Compositionally complex alloying in multiple-R-Co₂ laves phase system: Lattice distortion and static and dynamic magnetocaloric properties

Compositionally complex (CC) alloying strategies can improve performance under operational conditions as demonstrated by the advancements of high-entropy alloys but their effect on the thermomagnetic functionality remains unclear. The findings of this work reveal the CC effects on thermomagnetic functionality by systematically investigating CC alloying at the rare-earth (R) site of the RCo₂ system, particularly focusing on both static and dynamic magnetocaloric effects. By combining Tb, Dy, Ho, Er and Gd elements in near-equiatomic proportions (which increases the configurational entropy of mixing), significant isothermal entropy changes, akin to those observed in the well-known DyCo₂, are found across a broad temperature span, indicating the potential for multi-stage coupling applications. Exponent n analysis indicates the series is near the critical composition, enabling substantial responses without thermal hysteresis.

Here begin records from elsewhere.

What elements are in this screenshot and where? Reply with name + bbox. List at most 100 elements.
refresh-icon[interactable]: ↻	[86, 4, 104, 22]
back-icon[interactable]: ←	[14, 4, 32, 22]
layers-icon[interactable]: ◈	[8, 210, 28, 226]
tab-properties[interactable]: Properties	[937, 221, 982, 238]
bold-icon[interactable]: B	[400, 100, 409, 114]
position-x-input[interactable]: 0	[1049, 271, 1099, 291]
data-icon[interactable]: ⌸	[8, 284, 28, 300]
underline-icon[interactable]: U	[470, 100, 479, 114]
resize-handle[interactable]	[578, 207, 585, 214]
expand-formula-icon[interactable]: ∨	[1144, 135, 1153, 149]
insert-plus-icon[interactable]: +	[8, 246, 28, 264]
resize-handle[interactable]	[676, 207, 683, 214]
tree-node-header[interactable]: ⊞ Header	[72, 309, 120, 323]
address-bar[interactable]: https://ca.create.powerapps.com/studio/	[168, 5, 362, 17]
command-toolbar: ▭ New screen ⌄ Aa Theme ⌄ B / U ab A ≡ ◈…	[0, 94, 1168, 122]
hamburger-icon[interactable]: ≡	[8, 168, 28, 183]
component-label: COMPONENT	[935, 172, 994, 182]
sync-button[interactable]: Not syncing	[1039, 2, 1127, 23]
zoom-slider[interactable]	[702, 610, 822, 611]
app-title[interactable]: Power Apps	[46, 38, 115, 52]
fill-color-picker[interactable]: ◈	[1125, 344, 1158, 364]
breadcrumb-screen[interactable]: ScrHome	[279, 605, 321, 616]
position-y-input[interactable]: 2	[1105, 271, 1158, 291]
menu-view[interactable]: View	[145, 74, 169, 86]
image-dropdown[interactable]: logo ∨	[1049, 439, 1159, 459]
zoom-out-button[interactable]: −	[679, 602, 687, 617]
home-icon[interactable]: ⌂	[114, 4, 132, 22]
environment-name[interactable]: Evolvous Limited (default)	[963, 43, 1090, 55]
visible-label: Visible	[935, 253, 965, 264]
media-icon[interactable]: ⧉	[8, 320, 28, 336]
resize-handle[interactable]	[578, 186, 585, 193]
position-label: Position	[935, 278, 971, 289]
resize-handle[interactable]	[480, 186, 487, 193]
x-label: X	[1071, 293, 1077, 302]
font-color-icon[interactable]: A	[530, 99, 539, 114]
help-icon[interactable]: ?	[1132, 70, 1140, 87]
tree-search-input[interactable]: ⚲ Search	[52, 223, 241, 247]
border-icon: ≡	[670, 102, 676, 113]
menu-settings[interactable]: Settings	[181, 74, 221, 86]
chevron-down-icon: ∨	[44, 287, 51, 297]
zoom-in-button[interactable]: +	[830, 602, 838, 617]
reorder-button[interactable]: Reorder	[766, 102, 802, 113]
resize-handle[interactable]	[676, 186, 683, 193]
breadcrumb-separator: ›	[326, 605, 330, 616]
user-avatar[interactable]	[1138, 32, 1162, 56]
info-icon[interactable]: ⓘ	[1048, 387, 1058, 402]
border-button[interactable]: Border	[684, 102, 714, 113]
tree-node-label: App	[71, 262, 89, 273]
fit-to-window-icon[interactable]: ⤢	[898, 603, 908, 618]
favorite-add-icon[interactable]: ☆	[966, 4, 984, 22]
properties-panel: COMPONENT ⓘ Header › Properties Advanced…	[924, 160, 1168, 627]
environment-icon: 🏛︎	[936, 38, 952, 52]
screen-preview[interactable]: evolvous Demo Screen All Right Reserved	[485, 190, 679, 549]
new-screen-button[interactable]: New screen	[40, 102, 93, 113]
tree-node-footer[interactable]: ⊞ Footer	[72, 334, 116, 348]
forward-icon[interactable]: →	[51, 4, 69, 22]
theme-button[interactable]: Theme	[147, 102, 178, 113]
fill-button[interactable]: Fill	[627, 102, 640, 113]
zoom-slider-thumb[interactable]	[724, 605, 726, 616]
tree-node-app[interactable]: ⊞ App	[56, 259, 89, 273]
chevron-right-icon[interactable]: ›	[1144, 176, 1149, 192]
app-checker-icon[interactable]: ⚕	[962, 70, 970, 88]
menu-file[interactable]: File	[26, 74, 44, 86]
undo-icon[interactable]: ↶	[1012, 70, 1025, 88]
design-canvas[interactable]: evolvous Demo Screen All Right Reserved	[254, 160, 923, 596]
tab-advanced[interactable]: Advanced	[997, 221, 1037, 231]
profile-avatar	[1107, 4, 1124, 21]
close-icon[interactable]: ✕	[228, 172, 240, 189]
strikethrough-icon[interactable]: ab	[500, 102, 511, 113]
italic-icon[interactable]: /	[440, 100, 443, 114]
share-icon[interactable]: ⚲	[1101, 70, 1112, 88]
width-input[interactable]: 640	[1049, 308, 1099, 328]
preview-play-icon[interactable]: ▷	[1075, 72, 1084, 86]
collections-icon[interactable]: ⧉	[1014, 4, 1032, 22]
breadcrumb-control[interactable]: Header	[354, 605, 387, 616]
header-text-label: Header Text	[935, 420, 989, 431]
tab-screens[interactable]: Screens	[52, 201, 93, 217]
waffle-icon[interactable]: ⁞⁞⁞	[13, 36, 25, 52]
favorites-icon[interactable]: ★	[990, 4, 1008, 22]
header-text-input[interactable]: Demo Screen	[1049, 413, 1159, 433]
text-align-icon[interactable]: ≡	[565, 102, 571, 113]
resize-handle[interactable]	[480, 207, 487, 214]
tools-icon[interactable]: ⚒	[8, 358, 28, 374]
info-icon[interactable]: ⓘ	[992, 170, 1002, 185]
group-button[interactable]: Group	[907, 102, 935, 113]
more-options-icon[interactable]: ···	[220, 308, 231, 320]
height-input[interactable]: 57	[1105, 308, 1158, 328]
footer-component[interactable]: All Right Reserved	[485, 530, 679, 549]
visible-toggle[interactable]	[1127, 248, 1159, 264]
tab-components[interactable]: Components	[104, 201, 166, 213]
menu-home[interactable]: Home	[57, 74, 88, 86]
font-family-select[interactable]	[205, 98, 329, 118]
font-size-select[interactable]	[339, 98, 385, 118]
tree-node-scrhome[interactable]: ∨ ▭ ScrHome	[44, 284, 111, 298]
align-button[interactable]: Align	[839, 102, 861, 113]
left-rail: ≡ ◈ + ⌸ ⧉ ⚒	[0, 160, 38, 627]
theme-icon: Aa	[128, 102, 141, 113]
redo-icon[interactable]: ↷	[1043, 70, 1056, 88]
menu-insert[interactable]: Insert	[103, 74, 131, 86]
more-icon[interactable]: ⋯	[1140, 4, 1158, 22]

Direct measurements of the adiabatic temperature change of Dy_0.25Tb_0.25Ho_0.25Er_0.25Co₂ show that CC alloying at the R-site does not decrease cyclic performance at frequencies below 5 Hz in alternating magnetic fields with respect to DyCo₂. High-resolution electron micrographs and variable temperature X-ray diffraction results reveal a 39.5 % increase in lattice distortion compared to DyCo₂, raising the phase transition energy barrier from 0.28 to 0.47 eV. These findings shed insights into the dynamic thermomagnetic responses and underscore the potential of CC alloying to improve the magnetocaloric effects of RCo₂ family.